First, we convert the scaled frequencies to our actual time unit (our time-unit is a day), by dividing by the sampling interval, 1 hour = 1/24 day:
data.spect$freq <- data.spect$freq/(1/24)
Most of the frequency range here is far below 1, so let’s look at periods instead. Create a new variable to store the sequence of frequencies converted to periods:
data.spect$period <- 1/ data.spect$freq
Now let’s plot the spectrum as a function of period:
plot(data.spect$spec~ data.spect$period, type=’l’) [NB: the type is l for “linear”, not for the number 1]

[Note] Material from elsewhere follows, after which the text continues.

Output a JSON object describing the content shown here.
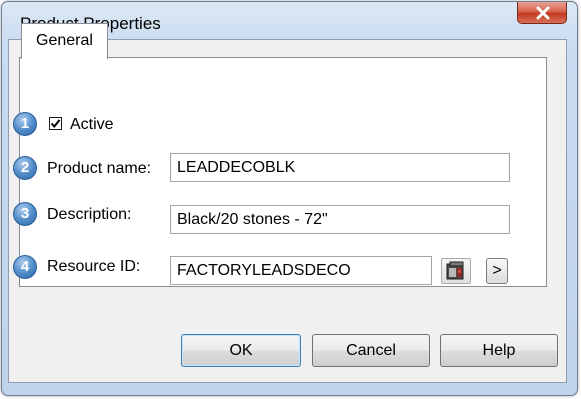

This looks completely different from the previous periodogram! Compare and determine the key differences:
· the original periodogram plots the power (y-axis) on a logarithmic scale
· in the original periodogram the highest frequencies (and thus the lowest periods) are on the right-hand side of the x-axis
We can achieve this formatting as follows:
plot( log10(data.spect$spec)~ data.spect$period, type='l', xlim=c(3600,min(data.spect$period)) )
This still looks awful… because most of the graph covers periods of many 100s of days (and nothing much happens in that period range). Better to consider the time-scale on a logarithmic basis as well:
plot(log10(data.spect$spec)~log10(data.spect$period), type='l', xlim=c(log10(3600),log10(min(data.spect$period))) )
This looks much better! For interpreting this periodogram we can still optimise more, because there seem to be no obvious peaks in the periods ranging longer than 1000 days, so let’s limit the x-axis:
plot(log10(data.spect$spec)~log10(data.spect$period), type='l', xlim=c(3,log10(min(data.spect$period))) )
Add gridlines to aid reading:
grid(nx=NULL, ny=NULL, lty=2, col="gray", lwd=2)
Now we can interpret the periodogram. The strongest peak is found at log(T)=0.
· Q6: What’s the time period that this corresponds to?
· Q7: Can you interpret the other visible peaks?
Hint: convert from the log(period) scale to actual time units.